6. Le problème de l’individualité dans la spiritualité orientale

un article de Gregorian Bivolaru

Cette idée nous conduit au problème de l’individualité. A la première vue pour de nombreuses parsonnes il peut sembler paradoxal que l’individu doive renoncer pour toujours à toute forme d’ego, à toute histoire personnelle, pendant que l’individualité est, au moins en apparence, le mode privilégié (pour ne pas dire exclusif) de manifestation de BRAHMAN (DIEU) qui désire se connaître soi-même.

Pour la plupart d’entre nous il est évident que les gens tiennent beaucoup à leur histoire. Ils créent des archives ; des bibliothèques, des banques de données. Tout est enregistré. Lorsque les sources écrites manquent, ils font des recherches archéologiques, ensuite ils plongent dans des calculs sur le futur et dans certaines situations ils délirent sur l’évolution. Ici apparaît comme évident le symptôme d’une peur viscérale face à la disparition définitive, face à la perte de la personnalité, la peur d’oublier toutes ces traces: suprême et toute vaine justification pour assurer à l’homme que son futur a une grande importance dans le temps et l’espace. Contrairement à la conviction générale, le plus souvent nous ne vivons pas dans le présent, mais dans le passé ou le futur. Ce que nous prenons pour le présent ce n’est qu’un passé ou un futur plus ou moins proche ; le moment présent est presque toujours passé ou à venir. Le vrai présent est pour le tantrique le temps aboli, la DURÉE UNIQUE. Mais l’homme a une grande horreur de cela, de même qu’il a horreur de la couleur noire ou du silence ; il peut perdre sa tête si sa faible mémoire le quitte. Et de plus, en constatant comment cette mémoire personnelle et cette tendance à se cacher dans l’oublisont précaires, l’homme crée une mémoire collective, sous la forme de la tradition et de l’histoire, à laquelle il pourra faire appel à tout moment, à tout signe de faiblesse, pour s’assurer de la continuité de son monde et surtout pour se sentir moins seul.

Sans cette culture, ses fondements seront détruits et l’éego disparaîtra, car comme on le sait, celui-ci n’a pas de consistance hors des références qu’il maintient pour survivre. La perfection dans la dualité sombre, mais nécessaire pour que le monde soit ce qu’il est, conduit naturellement à la confusion d’entre l’Ego et le Soi Suprême (ATMAN).

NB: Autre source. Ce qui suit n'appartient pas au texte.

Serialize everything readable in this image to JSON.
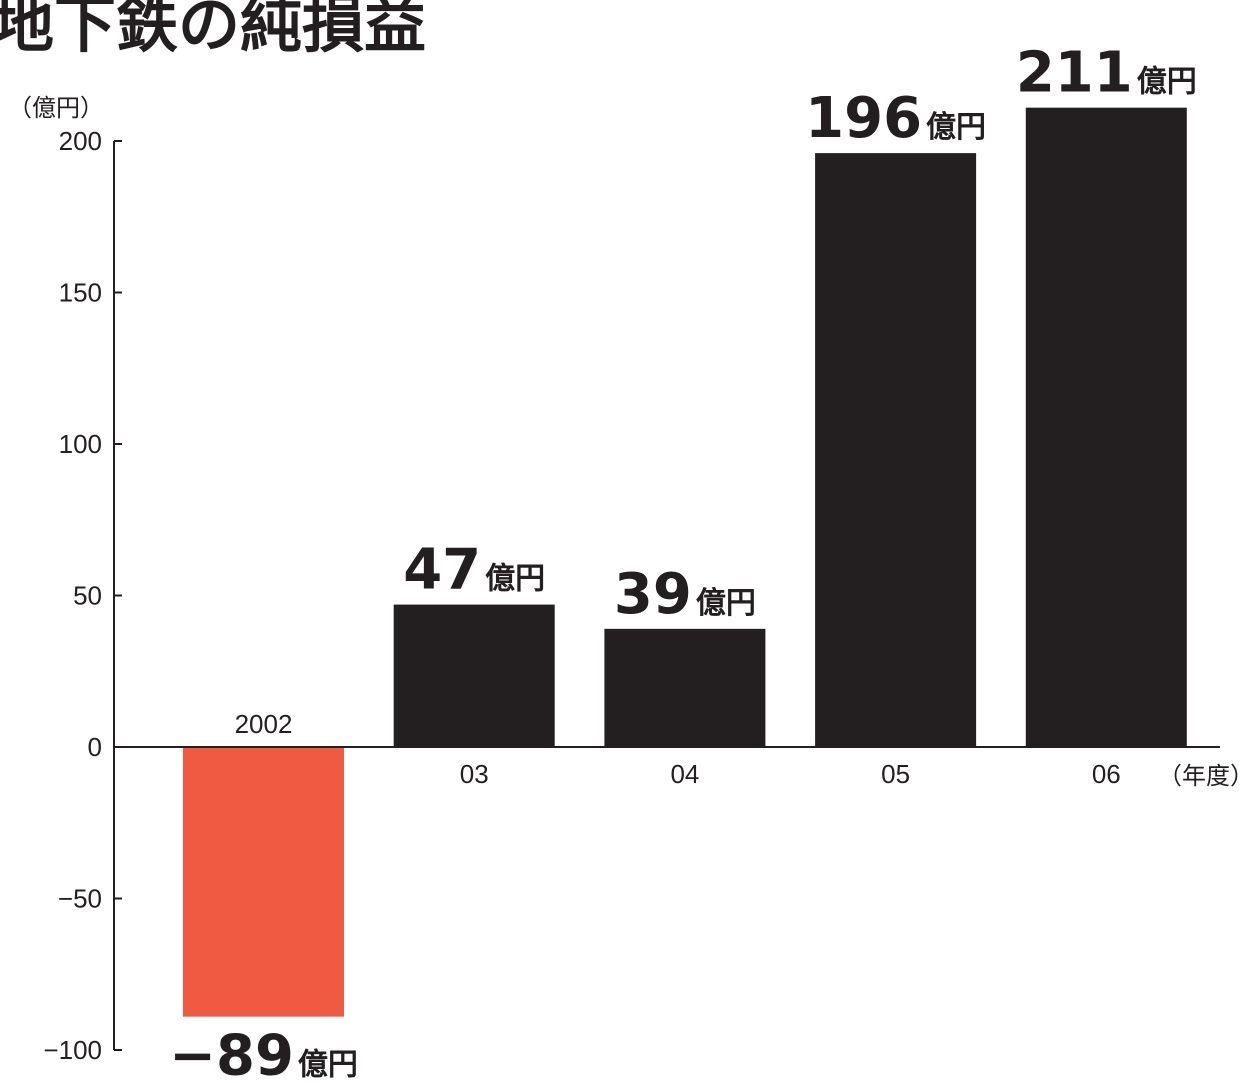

La culture et l’hérédité se présentent, à des degrés différents, comme une somme des conditionnements individuels qui résultent eux-mêmes de la mémorisation des impressions reçues (SAMSKARA) par chaque individu au cours du temps. Si l’histoire collective et la culture ont une valeur éducative, elles ne peuvent pas du tout prétendre à déclencher, ou au moins favoriser notre libération, parce qu’elles sont le produit de nos conditionnements et alors comment pourraient-elles nous libérer de ceux-ci? En sachant cela nous nous rendons compte que nous sommes obligés de revenir au « je suis » qui, bien sûr, traverse chaque individu.

Mais en lieu de nous maintenir stables sur ce point, nous nous proposons toujours de le qualifier, lui offrant divers attributs. Ainsi nous nous identifions à notre corps, à notre intellect, à notre profession, et finalement au personnage qui a une histoire personnelle et qui alors se prend très au sérieux, qui a une « personnalité » et un libre arbitre, d’ailleurs très négligeable. Dans ce sens, avoir une personnalité est toujours le problème de ceux qui désirent cela et jamais le problème du Soi Suprême (ATMAN).

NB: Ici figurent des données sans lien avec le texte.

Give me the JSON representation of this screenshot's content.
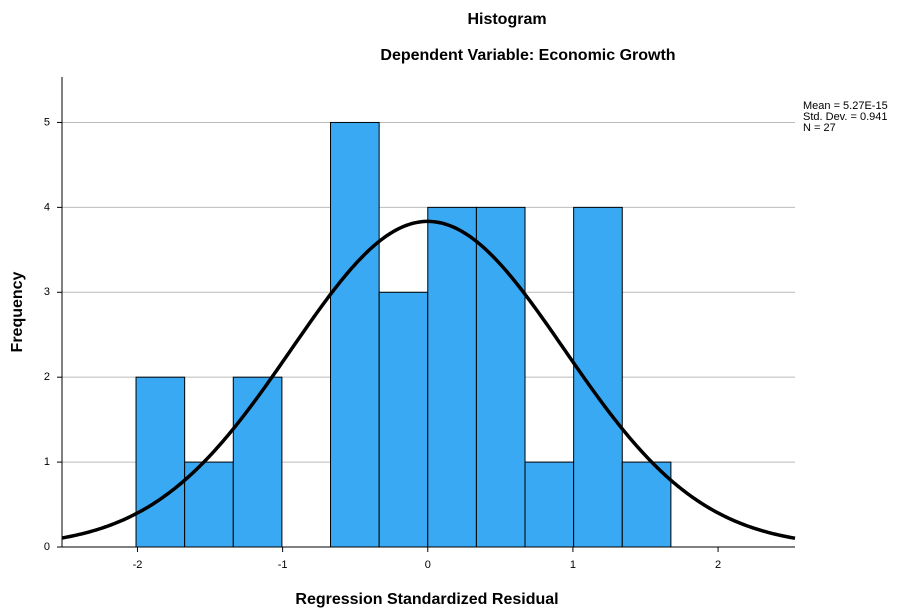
{
  "chart_data": {
    "type": "histogram",
    "title": "Histogram",
    "subtitle": "Dependent Variable: Economic Growth",
    "x_label": "Regression Standardized Residual",
    "y_label": "Frequency",
    "bins": [
      -2.01,
      -1.675,
      -1.34,
      -1.005,
      -0.67,
      -0.335,
      0.0,
      0.335,
      0.67,
      1.005,
      1.34,
      1.675
    ],
    "counts": [
      2,
      1,
      2,
      0,
      5,
      3,
      4,
      4,
      1,
      4,
      1
    ],
    "color": "#3aa9f4",
    "xlim": [
      -2.52,
      2.53
    ],
    "xticks": [
      -2,
      -1,
      0,
      1,
      2
    ],
    "ylim": [
      0,
      5.5
    ],
    "yticks": [
      0,
      1,
      2,
      3,
      4,
      5
    ],
    "grid": true,
    "stats": {
      "mean": {
        "value": 5.27e-15,
        "label": "Mean = 5.27E-15"
      },
      "sd": {
        "value": 0.941,
        "label": "Std. Dev. = 0.941"
      },
      "n": {
        "value": 27,
        "label": "N = 27"
      }
    }
  }
}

Car notre Soi Suprême (ATMAN) n’a aucune histoire. Il est sans cause. Il est le centre à travers lequel on arrive par la révélation du vide béatifique, l’axe central de la roue d’où jaillissent toutes les rayons et autour duquel tout s’organise et fonctionne. Sans lui rien ne se soutient, rien de s’ordonne et rien n’existe. Il est la cohérence même. Et sans la roue, autrement dit, sans le monde, il ne peut plus être appréhendé, il devient BRAHMAN (DIEU), le Soi, neutre et indéterminé.
Par conséquent, sans ce corps personnel, sans ce mode de manifestation privilégiée et individuelle, le vrai Moi, qui est le Soi Suprême (ATMAN) resterait pour toujours hors du pouvoir de compréhension, existant de manière impersonnelle (dans ce sens nous pouvons nous rendre compte que tout paradoxe donne de la vie parce qu’il nous approche de la vérité, mais il est bien de ne pas en abuser arbitrairement, seulement pour faire impression ou pour paraître intelligents).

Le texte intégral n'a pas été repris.